The following are the three main stages often followed during money laundering.

  1. Placement of cash or cash equivalents into a financial system.
  2. Movement of funds to different designated accounts. Usually, these are accounts that may not be directly related to the launderer’s known bank accounts, such as futures account. The funds are also usually transferred in a manner that the source remains obscure. One example is transferring it to smaller bank accounts in portions that the system regulators cannot flag off as suspicious activity”.
  3. The reintroduction of the laundered funds back into the economy. The aim is to bring back the money to circulation in such a manner that it now appears that the owner of the funds obtained it through legitimate means. A classic example of money laundering is smuggling drugs, laundering the proceeds through a bank and then investing the funds in a real estate development. Evidently, the money is put to good use, though its origin remains suspicious.

TDS Anti Money laundering policy

One of the industries that’s prone to money laundering is the cryptocurrency trading industry. One reason why launderers of illicit funds prefer such trading accounts is due to the inadequate regulations normally imposed on such accounts.   But if you are looking for the safest platform to trade your cryptocurrency, look no further than TDS Capital Group.   As a security measure against money laundering, we normally redirects funds withdrawals to the remittance source.

This platform abides by the United Kingdom’s Joint Money-Laundering Steering-Group. This group works under the umbrella of the Financial-Action Task-Force (FATF), an intergovernmental agency tasked with preventing money laundering, of which UK is part.
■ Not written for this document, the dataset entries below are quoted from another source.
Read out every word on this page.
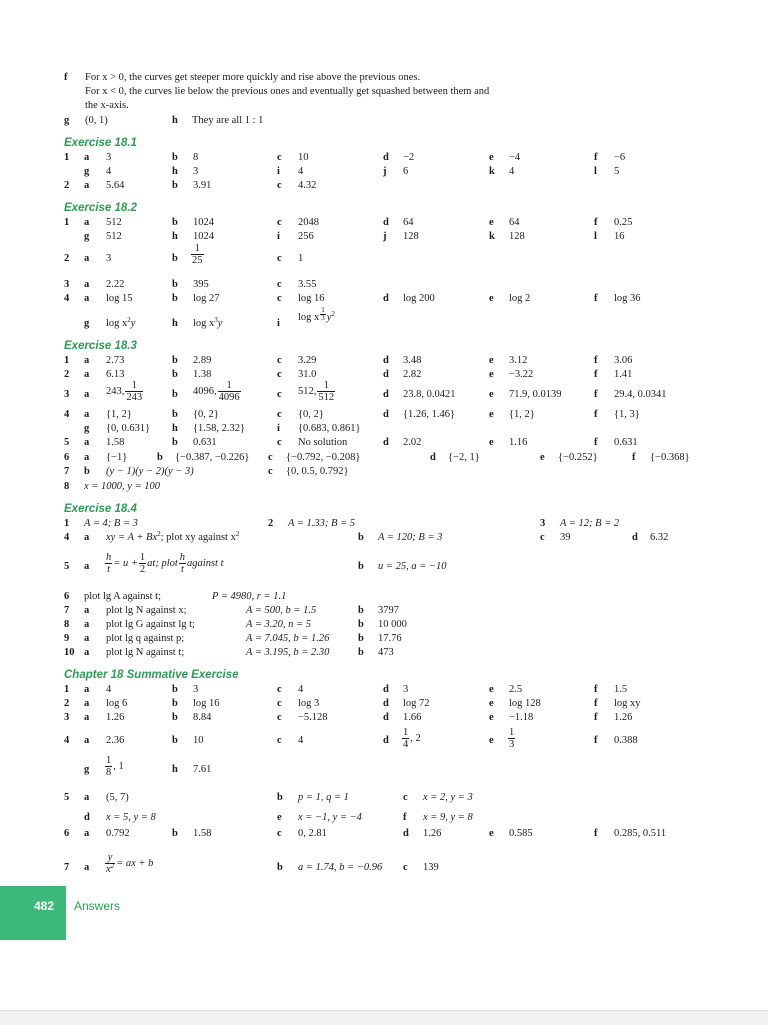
f For x > 0, the curves get steeper more quickly and rise above the previous ones.
For x < 0, the curves lie below the previous ones and eventually get squashed between them and
the x-axis.
g (0, 1)	h They are all 1 : 1
Exercise 18.1
1 a 3	b 8	c 10	d −2	e −4	f −6
g 4	h 3	i 4	j 6	k 4	l 5
2 a 5.64	b 3.91	c 4.32
Exercise 18.2
1 a 512	b 1024	c 2048	d 64	e 64	f 0.25
g 512	h 1024	i 256	j 128	k 128	l 16
2 a 3	b $\frac{1}{25}$	c 1
3 a 2.22	b 395	c 3.55
4 a log 15	b log 27	c log 16	d log 200	e log 2	f log 36
g $\log x^2y$	h $\log x^3y$	i
log x $\frac{1}{3} y^2$
Exercise 18.3
1 a 2.73	b 2.89	c 3.29	d 3.48	e 3.12	f 3.06
2 a 6.13	b 1.38	c 31.0	d 2.82	e −3.22	f 1.41
3 a 243, $\frac{1}{243}$	b 4096, $\frac{1}{4096}$	c 512, $\frac{1}{512}$	d 23.8, 0.0421	e 71.9, 0.0139	f 29.4, 0.0341
4 a {1, 2}	b {0, 2}	c {0, 2}	d {1.26, 1.46}	e {1, 2}	f {1, 3}
g {0, 0.631} h {1.58, 2.32}	i {0.683, 0.861}
5 a 1.58	b 0.631	c No solution	d 2.02	e 1.16	f 0.631
6 a {−1}	b {−0.387, −0.226} c {−0.792, −0.208}	d {−2, 1}	e {−0.252}	f {−0.368}
7 b (y − 1)(y − 2)(y − 3)	c {0, 0.5, 0.792}
8 x = 1000, y = 100
Exercise 18.4
1 A = 4; B = 3	2 A = 1.33; B = 5	3 A = 12; B = 2
4 a xy = $A + Bx^2$; plot xy against $x^2$	b A = 120; B = 3	c 39	d 6.32
5 a $\frac{h}{t} = u + \frac{1}{2}$ at; plot $\frac{h}{t}$ against t	b u = 25, a = −10
6 plot lg A against t;	P = 4980, r = 1.1
7 a plot lg N against x;	A = 500, b = 1.5	b 3797
8 a plot lg G against lg t;	A = 3.20, n = 5	b 10 000
9 a plot lg q against p;	A = 7.045, b = 1.26	b 17.76
10 a plot lg N against t;	A = 3.195, b = 2.30	b 473
Chapter 18 Summative Exercise
1 a 4	b 3	c 4	d 3	e 2.5	f 1.5
2 a log 6	b log 16	c log 3	d log 72	e log 128	f log xy
3 a 1.26	b 8.84	c −5.128	d 1.66	e −1.18	f 1.26
4 a 2.36	b 10	c 4	d $\frac{1}{4}$ , 2	e $\frac{1}{3}$	f 0.388
g $\frac{1}{8}$ , 1	h 7.61
5 a (5, 7)	b p = 1, q = 1	c x = 2, y = 3
d x = 5, y = 8	e x = −1, y = −4	f x = 9, y = 8
6 a 0.792	b 1.58	c 0, 2.81	d 1.26	e 0.585	f 0.285, 0.511
7 a $\frac{y}{x^2}$ = ax + b	b a = 1.74, b = −0.96 c 139
482 Answers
The following are some of the policies adopted by TDS Capital through which the platform tries to combat money laundering.

  1. Requiring valid identification from their clients.
  2. Maintaining crucial records such as records on clients’ identification
  3. .Establishing whether their clients are suspected terrorists or not. This is done by checking their credentials against the international terrorists watch list.
  4. Making clients aware their information could be used to have them verify their identity. A dishonest client will object to such requests.
  5. Carefully tracking money movements.
  6. Not accepting cash or any other forms of third-party transactions.

TDS Capital Group is also cognizance of and has implemented all the requirements by the International Anti-money Laundering to have financial institutions track and monitor the movements of funds within their systems.

According to the International Anti-money Laundering, financial institutions should employ mechanisms for deterring, detecting, flagging and reporting any suspicious money movements.